There even remains a very distant possibility that avian H5N1 could adapt to humans, could be lethal and could spread from person to person. But it isn’t anywhere near the probability of threat of other infectious diseases (including garden variety influenza strains already well suited for human infection). To understand the problem and respond rationally, we must advance our understanding of the dynamics of influenza in animals and humans, which in turn requires a real-time surveillance disease monitoring system.

Fortunately, of the $7 billion of new funding requested in the president’s recently released “National Strategy for Pandemic Influenza” some $500 million is earmarked for research and development of a robust real-time surveillance system. But it already exists. The Syndrome Reporting Information System (SYRIS) – which has proven its extraordinary cost effectiveness for human AND animal disease surveillance in extensive testing in parts of Texas and California over the past 2 years -- is ready for national use. Physician, veterinarians, rescue personnel and even wildlife rehabilitators share data in true real-time, unlike the CDC’s decade-old, failed electronic reporting system. The cost of implementing SYRIS is 15 cents per capita, or about $50 million for the entire country. I’ve testified four times on Capitol Hill about it, including before Sen. Frist who applauded its use and numerous successes.

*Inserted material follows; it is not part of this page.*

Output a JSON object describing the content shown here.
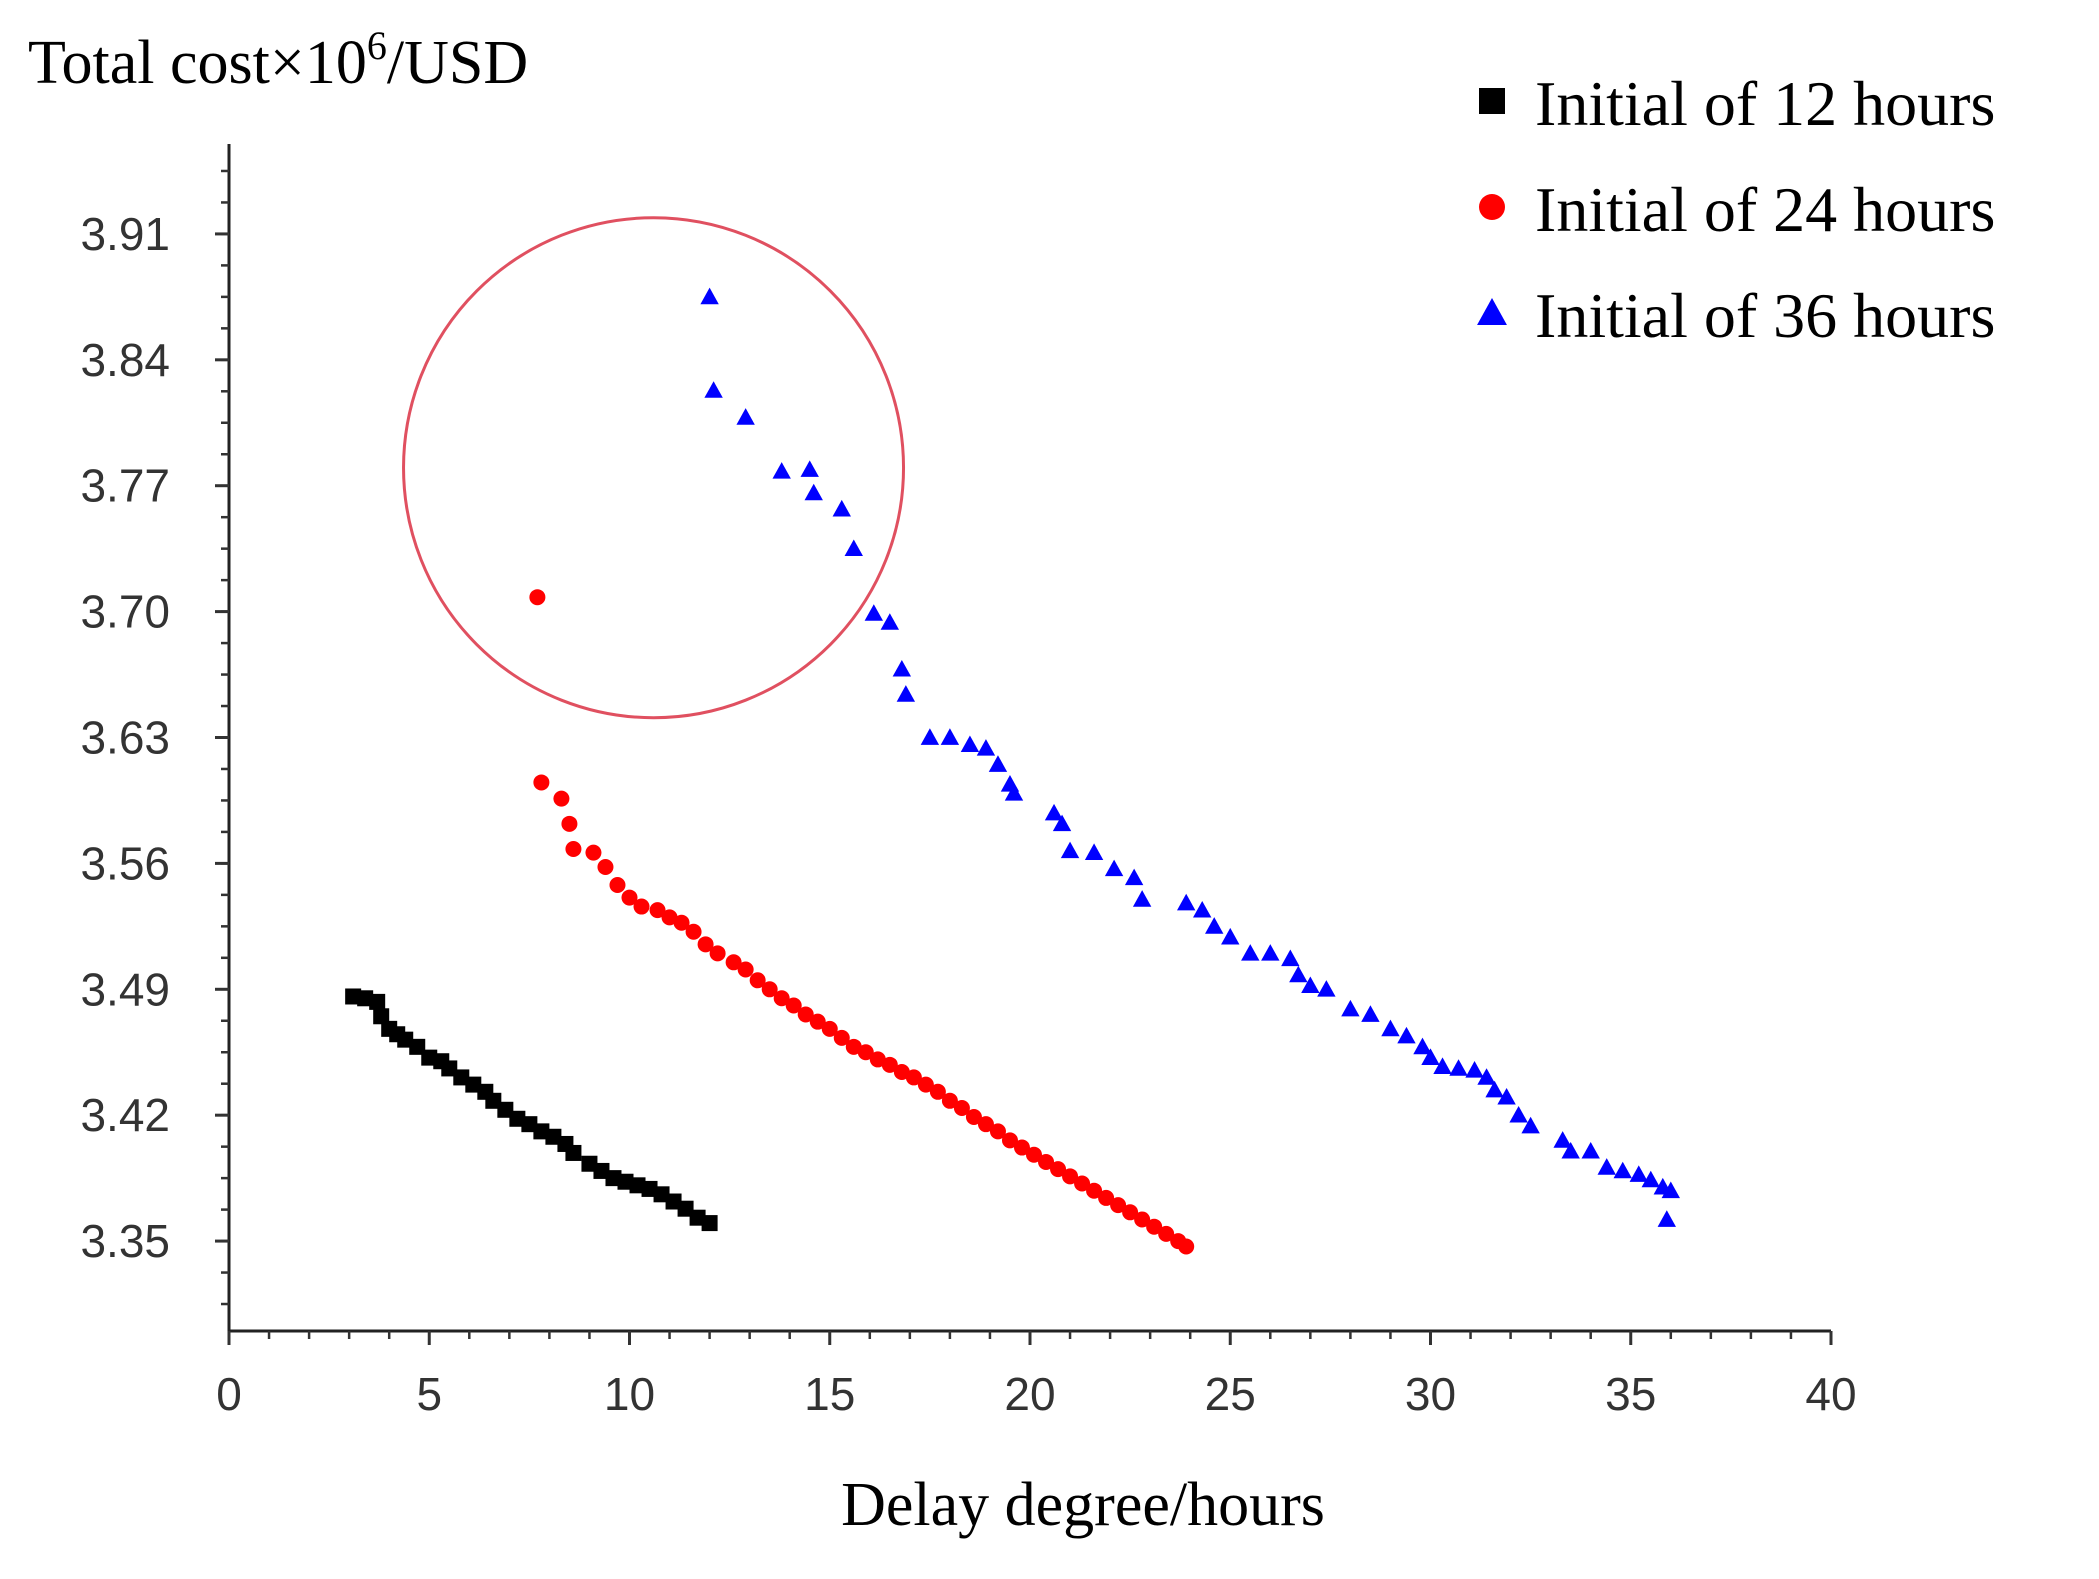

By failing to read the record, the danger is that the Administration’s new funding line may actually delay implementation of nationwide disease surveillance – largely because the CDC and countless vendors will scuffle at the federal trough doubtless claiming they can do better. Because an unexpected variety of novel infectious diseases have already visited our shores in the past 20 years the a proven surveillance system today beats the “promise” of a better one tomorrow.

More details on SYRIS can be seen on the SYRIS web site at: http://syris.arescorporation.com/demo/ Time is of the essence, and the solution is staring us in the face. Hundreds of millions need not be squandered reinventing the wheel or preparing for a threat that probably will not materialize.